Pour analyser plus en profondeur les phénomènes musicaux et juvéniles ou d’autres types qui peuvent surgir, il est nécessaire, avant tout, de perspective. Ce qui nous arrive, et si c’est socialement partagé, d’autant plus, a besoin de son temps. Je ne crois pas que ces mouvements musicaux transmettent plus la foi que les collèges. Ce sont des sphères distinctes et il n’est pas possible de les comparer sans plus. Probablement, il y a plus de connexion entre les deux que ce que cela paraît. Les phénomènes, surtout les musicaux, bien qu’ils aient beaucoup d’aspect spontané, et cela a aussi sa valeur, ne sont pas le fruit du hasard. Ils perdureront dans le temps dans la mesure où ils réussiront à donner continuité à ce qui a été reçu auparavant. Je m’explique.
Les jeunes, lorsqu’ils arrivent à vivre collectivement leur foi, c’est parce qu’il y a une trajectoire antérieure qui a permis ce éclosion. Dans cette trajectoire antérieure, la famille et l’éducation reçue sont fondamentales. Pour la majorité (il y a toujours des exceptions), c’est le cas. Il y a continuité et évolution.

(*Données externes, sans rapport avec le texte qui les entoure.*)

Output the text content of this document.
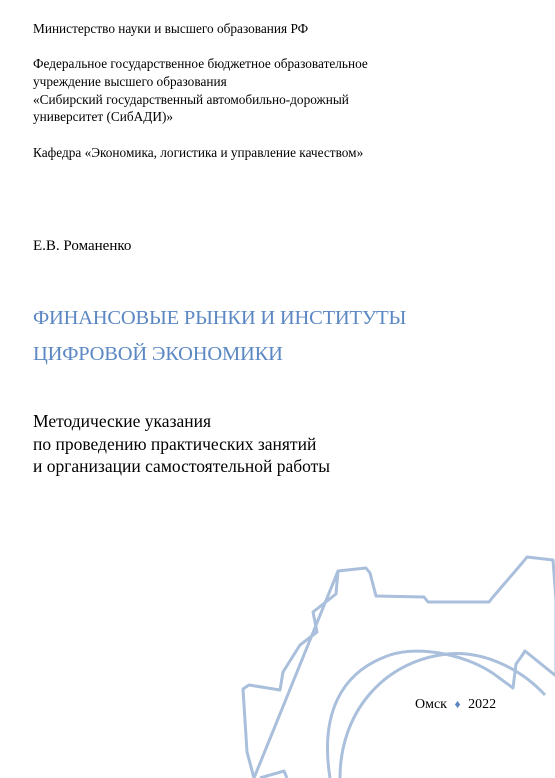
Министерство науки и высшего образования РФ
Федеральное государственное бюджетное образовательное
учреждение высшего образования
«Сибирский государственный автомобильно-дорожный
университет (СибАДИ)»
Кафедра «Экономика, логистика и управление качеством»
Е.В. Романенко
ФИНАНСОВЫЕ РЫНКИ И ИНСТИТУТЫ
ЦИФРОВОЙ ЭКОНОМИКИ
Методические указания
по проведению практических занятий
и организации самостоятельной работы
Омск ♦ 2022
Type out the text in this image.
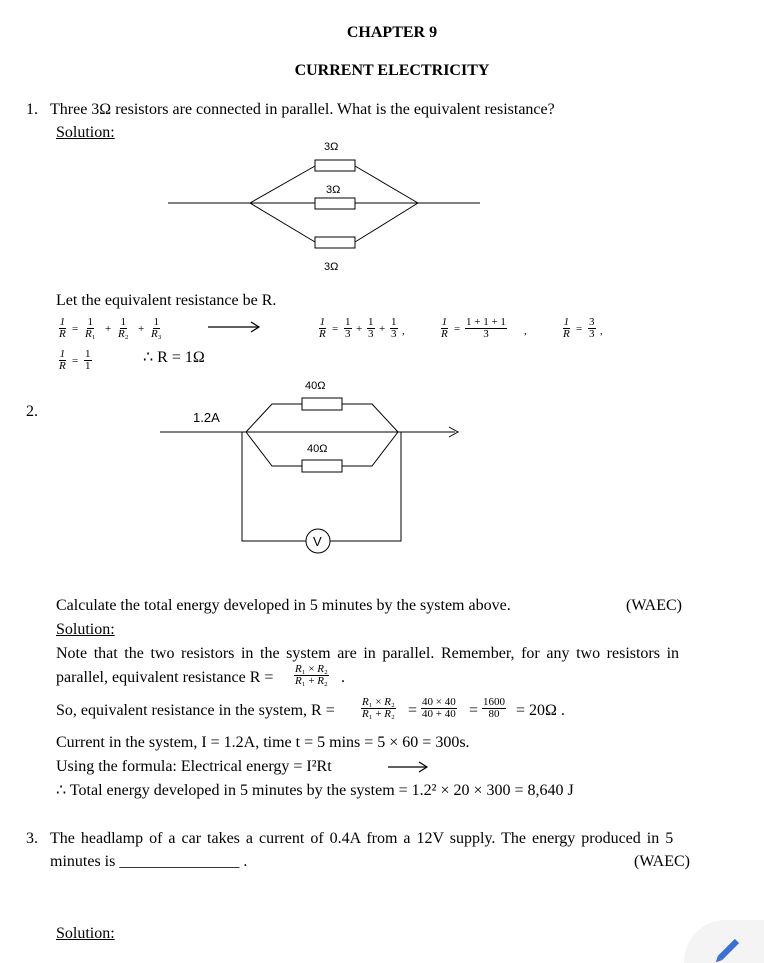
CHAPTER 9
CURRENT ELECTRICITY
1. Three 3Ω resistors are connected in parallel. What is the equivalent resistance?
Solution:
3Ω
3Ω
3Ω
Let the equivalent resistance be R.
$\frac{1}{R} = \frac{1}{\text{R₁}} + \frac{1}{\text{R₂}} + \frac{1}{\text{R₃}}$	$\frac{1}{R} = \frac{1}{3} + \frac{1}{3} + \frac{1}{3}$ ,	$\frac{1}{R} = \frac{1 + 1 + 1}{3}$ ,	$\frac{1}{R} = \frac{3}{3}$ ,
$\frac{1}{R} = \frac{1}{1}$	∴ R = 1Ω
2.	1.2A
40Ω
40Ω
V
Calculate the total energy developed in 5 minutes by the system above.	(WAEC)
Solution:
Note that the two resistors in the system are in parallel. Remember, for any two resistors in
parallel, equivalent resistance $R = \frac{\text{R₁ × R₂}}{\text{R₁ + R₂}}$ .
So, equivalent resistance in the system, $R = \frac{\text{R₁ × R₂}}{\text{R₁ + R₂}} = \frac{40 \times 40}{40 + 40} = \frac{1600}{80} = 20\Omega$ .
Current in the system, I = 1.2A, time t = 5 mins = 5 × 60 = 300s.
Using the formula: Electrical energy = I²Rt
∴ Total energy developed in 5 minutes by the system = 1.2² × 20 × 300 = 8,640 J
3. The headlamp of a car takes a current of 0.4A from a 12V supply. The energy produced in 5
minutes is _______________ .	(WAEC)
Solution:
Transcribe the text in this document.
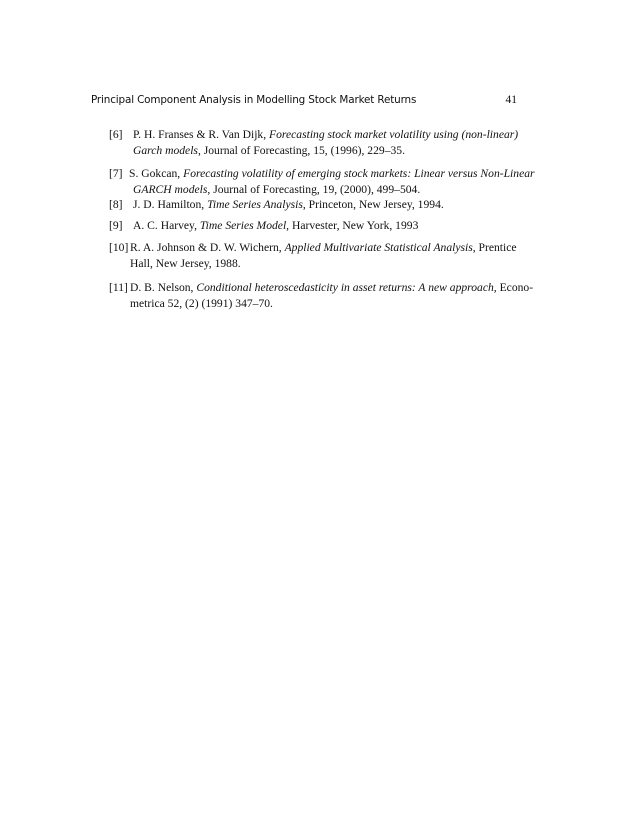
Principal Component Analysis in Modelling Stock Market Returns	41
[6] P. H. Franses & R. Van Dijk, Forecasting stock market volatility using (non-linear)
Garch models, Journal of Forecasting, 15, (1996), 229–35.
[7] S. Gokcan, Forecasting volatility of emerging stock markets: Linear versus Non-Linear
GARCH models, Journal of Forecasting, 19, (2000), 499–504.
[8] J. D. Hamilton, Time Series Analysis, Princeton, New Jersey, 1994.
[9] A. C. Harvey, Time Series Model, Harvester, New York, 1993
[10] R. A. Johnson & D. W. Wichern, Applied Multivariate Statistical Analysis, Prentice
Hall, New Jersey, 1988.
[11] D. B. Nelson, Conditional heteroscedasticity in asset returns: A new approach, Econo-
metrica 52, (2) (1991) 347–70.
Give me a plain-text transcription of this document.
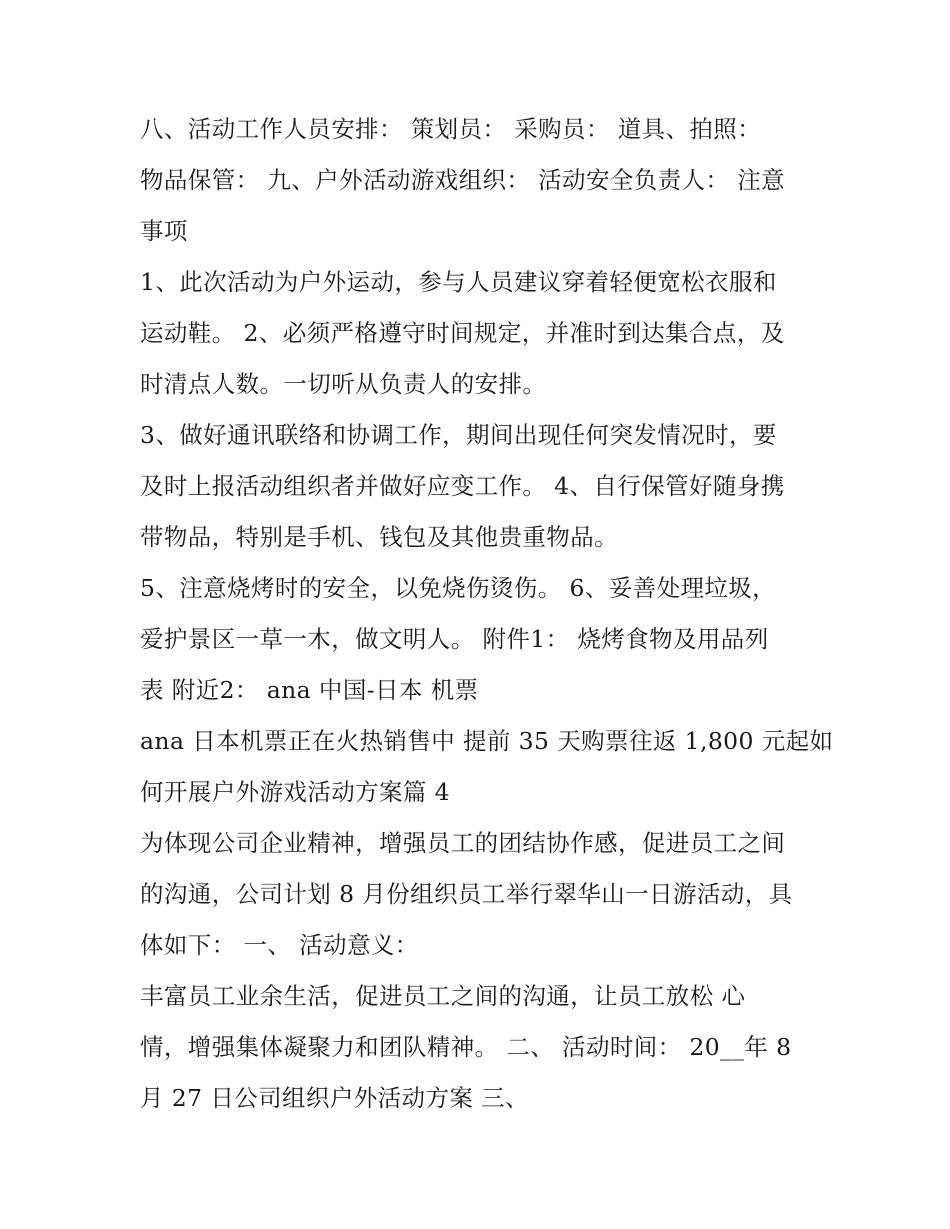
八、活动工作人员安排： 策划员： 采购员： 道具、拍照：
物品保管： 九、户外活动游戏组织： 活动安全负责人： 注意
事项
1、此次活动为户外运动，参与人员建议穿着轻便宽松衣服和
运动鞋。 2、必须严格遵守时间规定，并准时到达集合点，及
时清点人数。一切听从负责人的安排。
3、做好通讯联络和协调工作，期间出现任何突发情况时，要
及时上报活动组织者并做好应变工作。 4、自行保管好随身携
带物品，特别是手机、钱包及其他贵重物品。
5、注意烧烤时的安全，以免烧伤烫伤。 6、妥善处理垃圾，
爱护景区一草一木，做文明人。 附件1： 烧烤食物及用品列
表 附近2： ana 中国-日本 机票
ana 日本机票正在火热销售中 提前 35 天购票往返 1,800 元起如
何开展户外游戏活动方案篇 4
为体现公司企业精神，增强员工的团结协作感，促进员工之间
的沟通，公司计划 8 月份组织员工举行翠华山一日游活动，具
体如下： 一、 活动意义：
丰富员工业余生活，促进员工之间的沟通，让员工放松 心
情，增强集体凝聚力和团队精神。 二、 活动时间： 20__年 8
月 27 日公司组织户外活动方案 三、
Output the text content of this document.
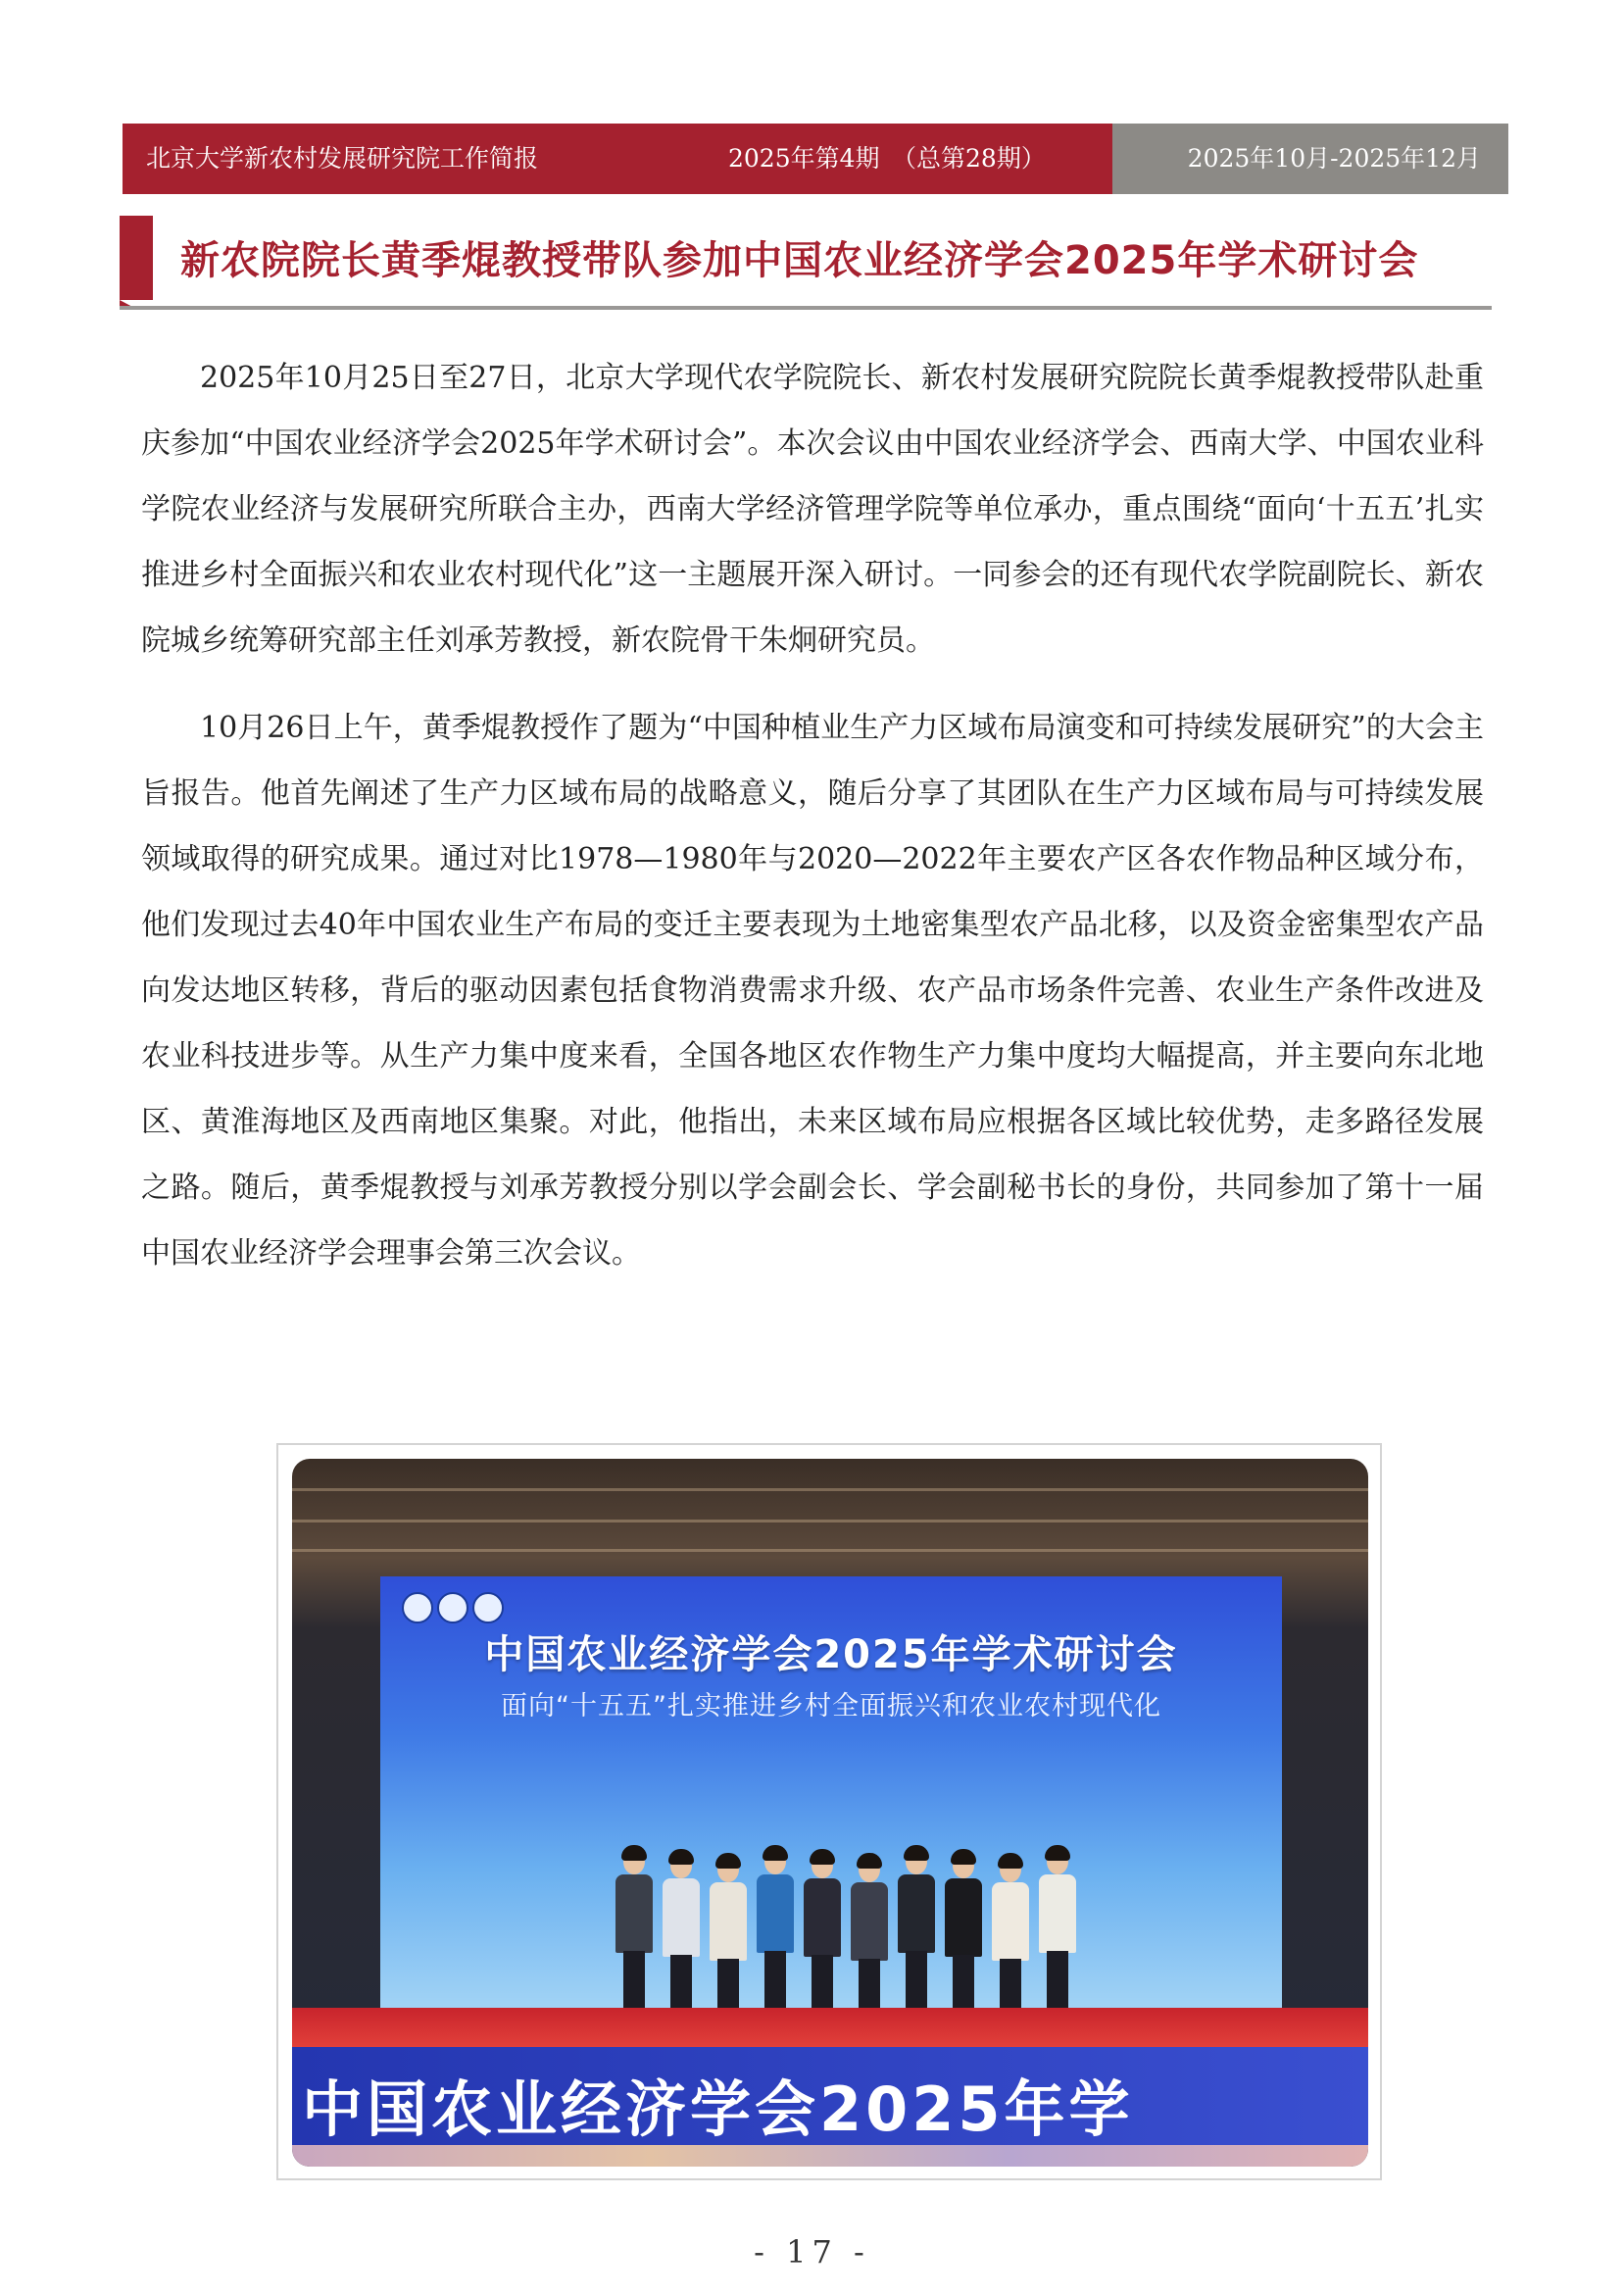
北京大学新农村发展研究院工作简报	2025年第4期　（总第28期）	2025年10月-2025年12月
新农院院长黄季焜教授带队参加中国农业经济学会2025年学术研讨会

2025年10月25日至27日，北京大学现代农学院院长、新农村发展研究院院长黄季焜教授带队赴重庆参加“中国农业经济学会2025年学术研讨会”。本次会议由中国农业经济学会、西南大学、中国农业科学院农业经济与发展研究所联合主办，西南大学经济管理学院等单位承办，重点围绕“面向‘十五五’扎实推进乡村全面振兴和农业农村现代化”这一主题展开深入研讨。一同参会的还有现代农学院副院长、新农院城乡统筹研究部主任刘承芳教授，新农院骨干朱炯研究员。

10月26日上午，黄季焜教授作了题为“中国种植业生产力区域布局演变和可持续发展研究”的大会主旨报告。他首先阐述了生产力区域布局的战略意义，随后分享了其团队在生产力区域布局与可持续发展领域取得的研究成果。通过对比1978—1980年与2020—2022年主要农产区各农作物品种区域分布，他们发现过去40年中国农业生产布局的变迁主要表现为土地密集型农产品北移，以及资金密集型农产品向发达地区转移，背后的驱动因素包括食物消费需求升级、农产品市场条件完善、农业生产条件改进及农业科技进步等。从生产力集中度来看，全国各地区农作物生产力集中度均大幅提高，并主要向东北地区、黄淮海地区及西南地区集聚。对此，他指出，未来区域布局应根据各区域比较优势，走多路径发展之路。随后，黄季焜教授与刘承芳教授分别以学会副会长、学会副秘书长的身份，共同参加了第十一届中国农业经济学会理事会第三次会议。

中国农业经济学会2025年学术研讨会
面向“十五五”扎实推进乡村全面振兴和农业农村现代化
中国农业经济学会2025年学
- 17 -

R. Je ne crois pas que ce soit une fleur d’un jour. Les jeunes que je connais dans ce mouvement méritent tout mon respect et mon admiration. Ils sont courageux. Leurs chansons et leur musique aident beaucoup de personnes à prier, à se concentrer un moment sur leur propre intériorité, à réfléchir et à s’engager dans leur vie et leur vie de foi chez ceux qui sont croyants ; il ne faut pas oublier, d’autre part, que leur musique atteint également les jeunes non croyants ou qui sont en quête.
R. De ce que ils ont de précieux, et qu’ils possèdent, ces groupes de jeunes – en particulier le mouvement Hakuna – ne date pas d’aujourd’hui. Ce qu’ils ont déjà réussi à transmettre est resté gravé dans l’esprit de nombreuses personnes. La musique, comme l’éducation, a un effet multiplicateur. Si une expérience vécue, même d’un bref instant, vous a marqué, elle marque votre vie, et si ce n’est pas pour toute la vie, au moins pour une longue période. Nombreux sont ceux qui s’ouvrent à la foi grâce à l’intercession de leur musique et de leur chant. Mais surtout grâce à la manière dont ces jeunes transmettent ce qu’ils cherchent, ce qu’ils vivent et ce qu’ils ressentent. Le temps nous le dira, mais il y a un signe dans l’émergence de ces groupes de jeunes liés à la médiation musicale qui nous dit quelque chose.
Probablement son propre message ne s’épuisera pas en lui-même, mais aura, à son tour, son propre dynamisme et son évolution. Mais sa contribution a été essentielle dans ce processus. Nous vous remercions sincèrement.